Nearly 30,000 NZ soldiers lost their lives in World War I and World War II, with more than 2000 buried in cemeteries throughout Italy. To commemorate that special connection, an honoured guest , Italian ambassador Fabrizio Marcelli, was hosted by Ngāti Hori, Ngāti Toa Harapaki in Hawke's Bay today.
Marcelli says, “The NZ soldiers, the Māori combatants of the battalion gave a lot in terms of lives, blood and hardship when they fought in Italy for our liberation, as I said in my speech, today is not just Anzac Day, it is also Italy's liberation day.”
2,517 NZ soldiers died in the Italian campaign against Nazi Germany, which began in October 1943 and ended in 1945.
Ngāti Kahungunu Chair Ngahiwi Tomoana says the event today was about “connecting again to Italy and the lands there where some our people are buried as well as those of wider Aotearoa.”

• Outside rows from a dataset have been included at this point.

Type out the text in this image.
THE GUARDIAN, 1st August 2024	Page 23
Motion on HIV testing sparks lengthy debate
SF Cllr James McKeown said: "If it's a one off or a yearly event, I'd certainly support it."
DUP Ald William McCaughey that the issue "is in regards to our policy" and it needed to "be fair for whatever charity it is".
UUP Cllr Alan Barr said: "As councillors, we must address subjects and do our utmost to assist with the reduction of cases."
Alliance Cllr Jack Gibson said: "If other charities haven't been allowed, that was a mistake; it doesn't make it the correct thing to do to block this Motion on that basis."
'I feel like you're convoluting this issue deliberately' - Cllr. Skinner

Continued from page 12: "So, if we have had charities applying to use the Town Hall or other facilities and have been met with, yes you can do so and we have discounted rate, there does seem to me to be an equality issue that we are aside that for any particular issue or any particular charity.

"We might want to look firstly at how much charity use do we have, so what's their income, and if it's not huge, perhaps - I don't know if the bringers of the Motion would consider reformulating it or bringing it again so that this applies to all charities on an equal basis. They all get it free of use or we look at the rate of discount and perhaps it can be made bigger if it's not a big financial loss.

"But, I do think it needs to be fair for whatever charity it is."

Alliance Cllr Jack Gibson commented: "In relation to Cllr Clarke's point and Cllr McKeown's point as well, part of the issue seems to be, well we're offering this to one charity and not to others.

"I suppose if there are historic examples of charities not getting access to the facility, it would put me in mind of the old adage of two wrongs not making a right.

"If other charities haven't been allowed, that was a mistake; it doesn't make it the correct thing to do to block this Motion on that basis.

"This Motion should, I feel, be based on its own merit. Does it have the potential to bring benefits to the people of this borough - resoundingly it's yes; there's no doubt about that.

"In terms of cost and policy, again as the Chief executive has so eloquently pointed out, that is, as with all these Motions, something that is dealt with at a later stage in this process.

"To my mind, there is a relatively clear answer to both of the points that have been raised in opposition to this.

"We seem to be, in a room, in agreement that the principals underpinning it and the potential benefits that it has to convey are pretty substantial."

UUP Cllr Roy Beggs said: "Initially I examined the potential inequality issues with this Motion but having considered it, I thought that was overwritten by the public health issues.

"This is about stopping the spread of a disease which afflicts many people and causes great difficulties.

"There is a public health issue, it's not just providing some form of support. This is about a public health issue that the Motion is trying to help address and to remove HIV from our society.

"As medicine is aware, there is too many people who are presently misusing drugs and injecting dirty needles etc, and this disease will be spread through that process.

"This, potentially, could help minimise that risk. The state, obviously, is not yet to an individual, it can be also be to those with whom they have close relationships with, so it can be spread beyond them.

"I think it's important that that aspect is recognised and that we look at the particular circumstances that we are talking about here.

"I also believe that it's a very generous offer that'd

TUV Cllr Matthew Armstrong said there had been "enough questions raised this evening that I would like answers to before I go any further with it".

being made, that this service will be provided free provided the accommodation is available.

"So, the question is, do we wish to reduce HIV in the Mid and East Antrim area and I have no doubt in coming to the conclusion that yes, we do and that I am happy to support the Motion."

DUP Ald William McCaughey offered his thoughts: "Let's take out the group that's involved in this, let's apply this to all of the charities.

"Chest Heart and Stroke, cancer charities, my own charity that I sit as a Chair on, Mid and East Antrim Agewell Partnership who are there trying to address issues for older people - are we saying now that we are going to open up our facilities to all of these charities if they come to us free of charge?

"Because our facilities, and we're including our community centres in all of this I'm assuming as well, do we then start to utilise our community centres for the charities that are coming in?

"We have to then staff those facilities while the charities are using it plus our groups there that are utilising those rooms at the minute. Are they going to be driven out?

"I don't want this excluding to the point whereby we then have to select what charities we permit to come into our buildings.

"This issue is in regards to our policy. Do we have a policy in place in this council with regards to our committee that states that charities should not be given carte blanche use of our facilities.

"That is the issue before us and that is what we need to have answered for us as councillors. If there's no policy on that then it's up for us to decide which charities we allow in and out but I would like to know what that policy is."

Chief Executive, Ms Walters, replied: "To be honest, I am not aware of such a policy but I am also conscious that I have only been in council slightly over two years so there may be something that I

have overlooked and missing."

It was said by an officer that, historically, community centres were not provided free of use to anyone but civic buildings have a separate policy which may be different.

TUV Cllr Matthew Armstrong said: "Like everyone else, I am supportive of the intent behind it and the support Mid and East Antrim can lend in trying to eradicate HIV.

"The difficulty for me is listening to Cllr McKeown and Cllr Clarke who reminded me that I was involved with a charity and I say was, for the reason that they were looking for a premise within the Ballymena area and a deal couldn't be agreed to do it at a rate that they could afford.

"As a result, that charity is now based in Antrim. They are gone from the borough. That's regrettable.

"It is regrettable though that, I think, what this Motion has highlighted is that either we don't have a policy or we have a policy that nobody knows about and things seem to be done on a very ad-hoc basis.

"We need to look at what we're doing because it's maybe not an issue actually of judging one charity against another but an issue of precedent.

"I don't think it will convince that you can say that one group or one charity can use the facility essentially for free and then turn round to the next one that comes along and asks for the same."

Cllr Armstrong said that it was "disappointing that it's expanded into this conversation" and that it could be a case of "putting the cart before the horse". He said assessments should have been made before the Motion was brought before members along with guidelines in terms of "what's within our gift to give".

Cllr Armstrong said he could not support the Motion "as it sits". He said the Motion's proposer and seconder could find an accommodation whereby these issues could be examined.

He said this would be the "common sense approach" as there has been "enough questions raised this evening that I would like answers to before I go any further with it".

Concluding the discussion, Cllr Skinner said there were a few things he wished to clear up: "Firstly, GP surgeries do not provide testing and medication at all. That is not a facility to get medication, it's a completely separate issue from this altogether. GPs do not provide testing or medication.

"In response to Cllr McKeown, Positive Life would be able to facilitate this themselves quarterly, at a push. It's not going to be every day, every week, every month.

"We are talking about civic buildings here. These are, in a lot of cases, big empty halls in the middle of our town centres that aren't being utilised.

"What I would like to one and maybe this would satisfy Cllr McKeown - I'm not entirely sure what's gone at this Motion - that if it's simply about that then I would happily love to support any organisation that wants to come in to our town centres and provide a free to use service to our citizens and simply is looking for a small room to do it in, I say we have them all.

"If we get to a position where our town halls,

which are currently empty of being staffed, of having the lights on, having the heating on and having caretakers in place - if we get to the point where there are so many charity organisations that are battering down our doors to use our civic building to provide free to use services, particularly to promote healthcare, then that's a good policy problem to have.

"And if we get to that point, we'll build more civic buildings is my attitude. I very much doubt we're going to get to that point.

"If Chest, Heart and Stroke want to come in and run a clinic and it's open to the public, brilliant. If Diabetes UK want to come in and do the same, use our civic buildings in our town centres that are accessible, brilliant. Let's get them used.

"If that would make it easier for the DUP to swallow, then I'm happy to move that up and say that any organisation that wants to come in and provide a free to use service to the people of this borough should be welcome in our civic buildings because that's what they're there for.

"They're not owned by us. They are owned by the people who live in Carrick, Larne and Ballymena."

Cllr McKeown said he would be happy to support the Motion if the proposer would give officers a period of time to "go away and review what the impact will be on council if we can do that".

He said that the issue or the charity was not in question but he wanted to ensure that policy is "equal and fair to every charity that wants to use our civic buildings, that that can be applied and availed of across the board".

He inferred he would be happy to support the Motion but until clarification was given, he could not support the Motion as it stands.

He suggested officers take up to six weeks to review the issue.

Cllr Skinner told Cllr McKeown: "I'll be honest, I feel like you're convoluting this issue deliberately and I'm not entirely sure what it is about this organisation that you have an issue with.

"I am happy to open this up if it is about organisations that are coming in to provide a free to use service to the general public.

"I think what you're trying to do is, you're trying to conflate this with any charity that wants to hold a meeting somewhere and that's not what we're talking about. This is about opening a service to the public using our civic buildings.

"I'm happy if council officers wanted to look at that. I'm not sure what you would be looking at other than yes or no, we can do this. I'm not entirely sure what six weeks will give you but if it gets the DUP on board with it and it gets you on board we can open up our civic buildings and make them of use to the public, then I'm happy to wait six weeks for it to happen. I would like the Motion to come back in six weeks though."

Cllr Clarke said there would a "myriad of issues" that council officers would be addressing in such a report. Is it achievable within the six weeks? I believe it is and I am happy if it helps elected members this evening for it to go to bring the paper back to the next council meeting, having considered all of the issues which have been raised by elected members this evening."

203 of those soldiers who paid the ultimate price in Italy were from the 28th Māori Battalion, while over 880 more Māori soldiers were injured. To this day, they are held in high regard by the people of Italy.

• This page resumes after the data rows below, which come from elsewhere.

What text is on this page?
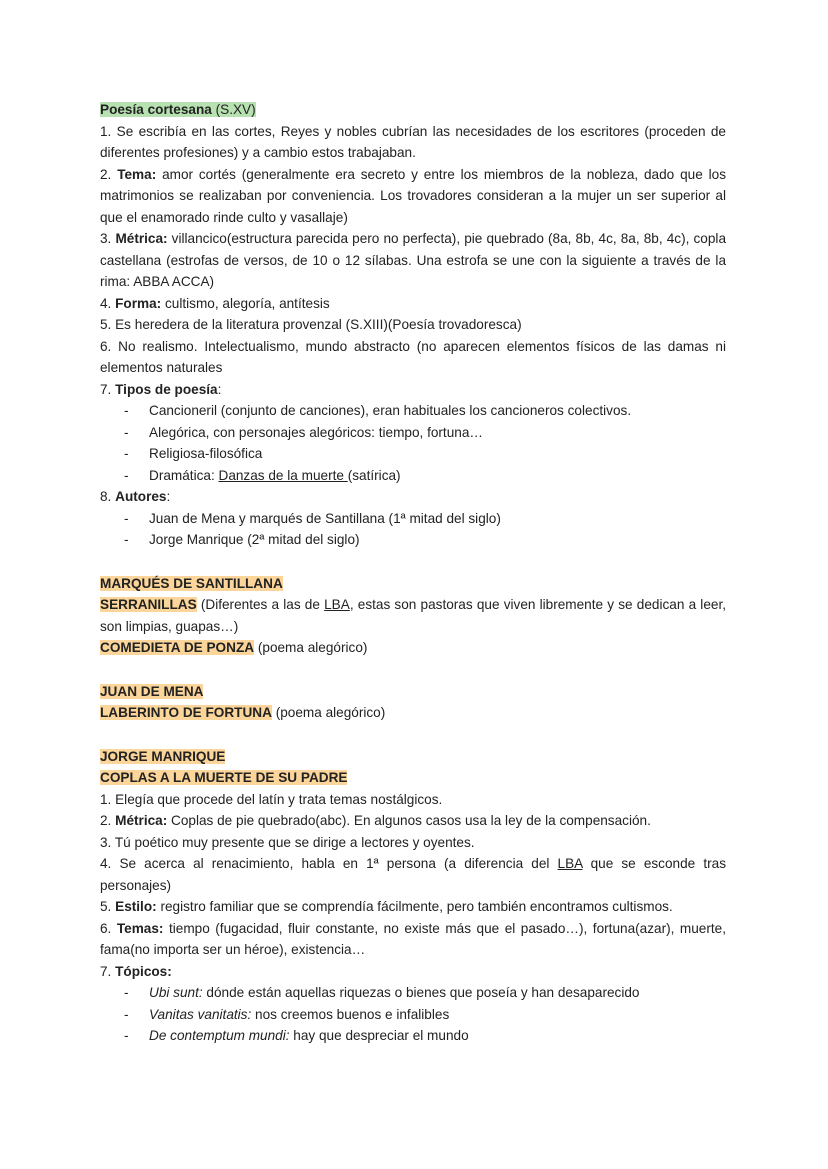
Poesía cortesana (S.XV)

1. Se escribía en las cortes, Reyes y nobles cubrían las necesidades de los escritores (proceden de diferentes profesiones) y a cambio estos trabajaban.

2. Tema: amor cortés (generalmente era secreto y entre los miembros de la nobleza, dado que los matrimonios se realizaban por conveniencia. Los trovadores consideran a la mujer un ser superior al que el enamorado rinde culto y vasallaje)

3. Métrica: villancico(estructura parecida pero no perfecta), pie quebrado (8a, 8b, 4c, 8a, 8b, 4c), copla castellana (estrofas de versos, de 10 o 12 sílabas. Una estrofa se une con la siguiente a través de la rima: ABBA ACCA)

4. Forma: cultismo, alegoría, antítesis

5. Es heredera de la literatura provenzal (S.XIII)(Poesía trovadoresca)

6. No realismo. Intelectualismo, mundo abstracto (no aparecen elementos físicos de las damas ni elementos naturales

7. Tipos de poesía:

- Cancioneril (conjunto de canciones), eran habituales los cancioneros colectivos.
- Alegórica, con personajes alegóricos: tiempo, fortuna…
- Religiosa-filosófica
- Dramática: Danzas de la muerte (satírica)

8. Autores:

- Juan de Mena y marqués de Santillana (1ª mitad del siglo)
- Jorge Manrique (2ª mitad del siglo)

MARQUÉS DE SANTILLANA

SERRANILLAS (Diferentes a las de LBA, estas son pastoras que viven libremente y se dedican a leer, son limpias, guapas…)

COMEDIETA DE PONZA (poema alegórico)

JUAN DE MENA

LABERINTO DE FORTUNA (poema alegórico)

JORGE MANRIQUE

COPLAS A LA MUERTE DE SU PADRE

1. Elegía que procede del latín y trata temas nostálgicos.

2. Métrica: Coplas de pie quebrado(abc). En algunos casos usa la ley de la compensación.

3. Tú poético muy presente que se dirige a lectores y oyentes.

4. Se acerca al renacimiento, habla en 1ª persona (a diferencia del LBA que se esconde tras personajes)

5. Estilo: registro familiar que se comprendía fácilmente, pero también encontramos cultismos.

6. Temas: tiempo (fugacidad, fluir constante, no existe más que el pasado…), fortuna(azar), muerte, fama(no importa ser un héroe), existencia…

7. Tópicos:

- Ubi sunt: dónde están aquellas riquezas o bienes que poseía y han desaparecido
- Vanitas vanitatis: nos creemos buenos e infalibles
- De contemptum mundi: hay que despreciar el mundo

Ambassador Marcelli says, “There is a debt from my country to the Māori community because they came as volunteers fighting in a strange land on the other side of the world without a particular attachment to Italy, but they fought bravely, they behaved well with the civilians so that's why we want to remember them.”

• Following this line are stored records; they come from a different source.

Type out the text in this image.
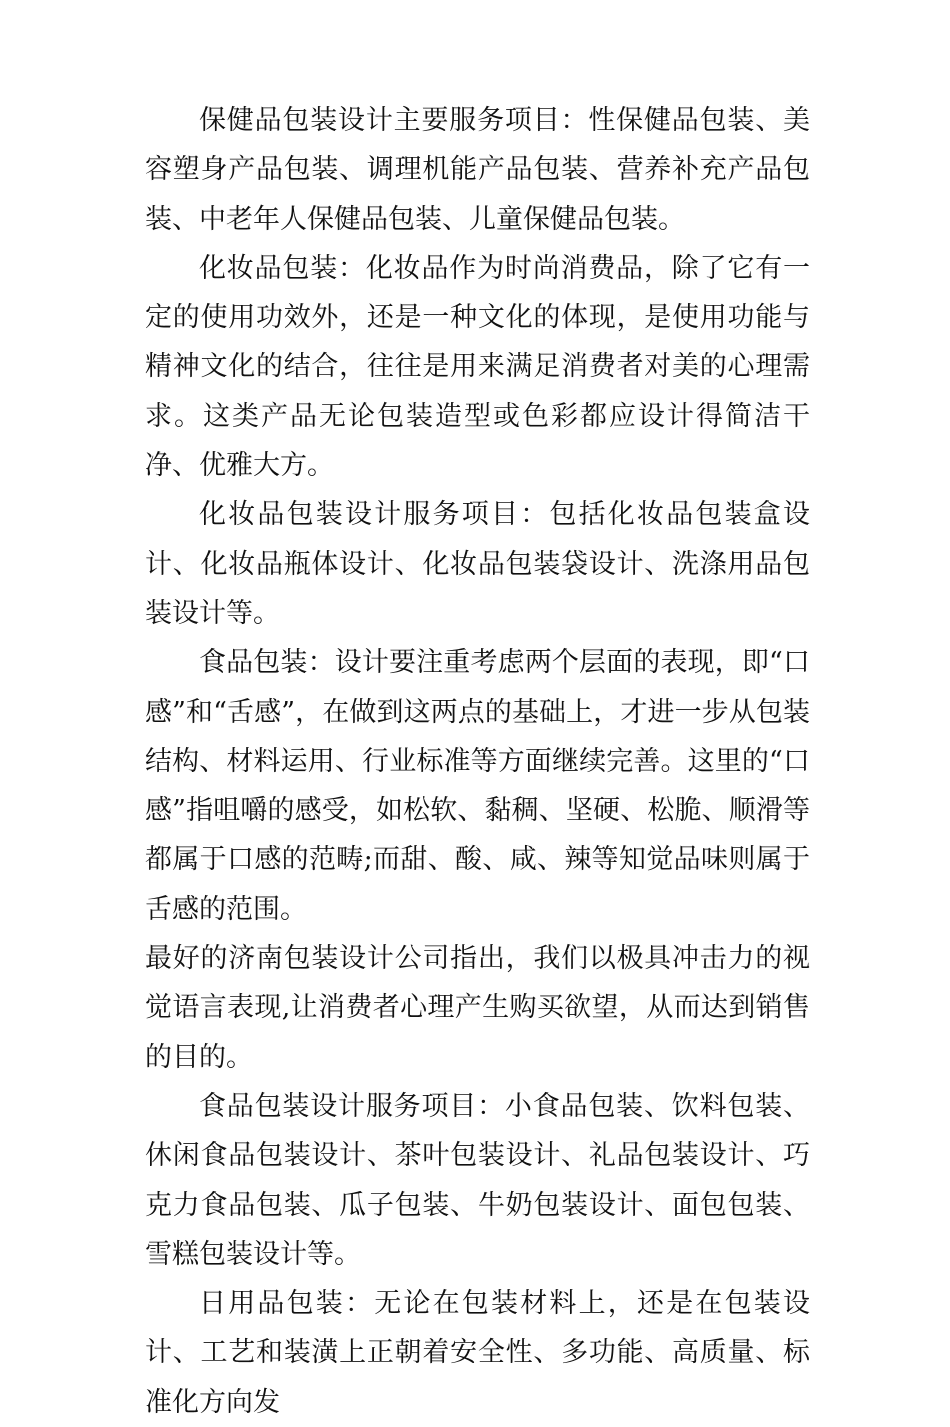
保健品包装设计主要服务项目：性保健品包装、美容塑身产品包装、调理机能产品包装、营养补充产品包装、中老年人保健品包装、儿童保健品包装。

化妆品包装：化妆品作为时尚消费品，除了它有一定的使用功效外，还是一种文化的体现，是使用功能与精神文化的结合，往往是用来满足消费者对美的心理需求。这类产品无论包装造型或色彩都应设计得简洁干净、优雅大方。

化妆品包装设计服务项目：包括化妆品包装盒设计、化妆品瓶体设计、化妆品包装袋设计、洗涤用品包装设计等。

食品包装：设计要注重考虑两个层面的表现，即“口感”和“舌感”，在做到这两点的基础上，才进一步从包装结构、材料运用、行业标准等方面继续完善。这里的“口感”指咀嚼的感受，如松软、黏稠、坚硬、松脆、顺滑等都属于口感的范畴;而甜、酸、咸、辣等知觉品味则属于舌感的范围。

最好的济南包装设计公司指出，我们以极具冲击力的视觉语言表现,让消费者心理产生购买欲望，从而达到销售的目的。

食品包装设计服务项目：小食品包装、饮料包装、休闲食品包装设计、茶叶包装设计、礼品包装设计、巧克力食品包装、瓜子包装、牛奶包装设计、面包包装、雪糕包装设计等。

日用品包装：无论在包装材料上，还是在包装设计、工艺和装潢上正朝着安全性、多功能、高质量、标准化方向发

“Civilians had a different experience of the Allied forces, some of them didn't behave very well, but the behaviour of the New Zealanders and the [Māori Battalion] is still very dear to all the stories I hear from my Grandpa and so on.”
The bones of those Māori soldiers who are buried in Italy continue to facilitate a relationship between the two peoples.
“They are treasured by the Italians because they went to protect their towns and families. If we bring them home, that conversation ends,” says Tomoana.
Through sharing song, culture and history, the saying 'we will remember them' is embodied.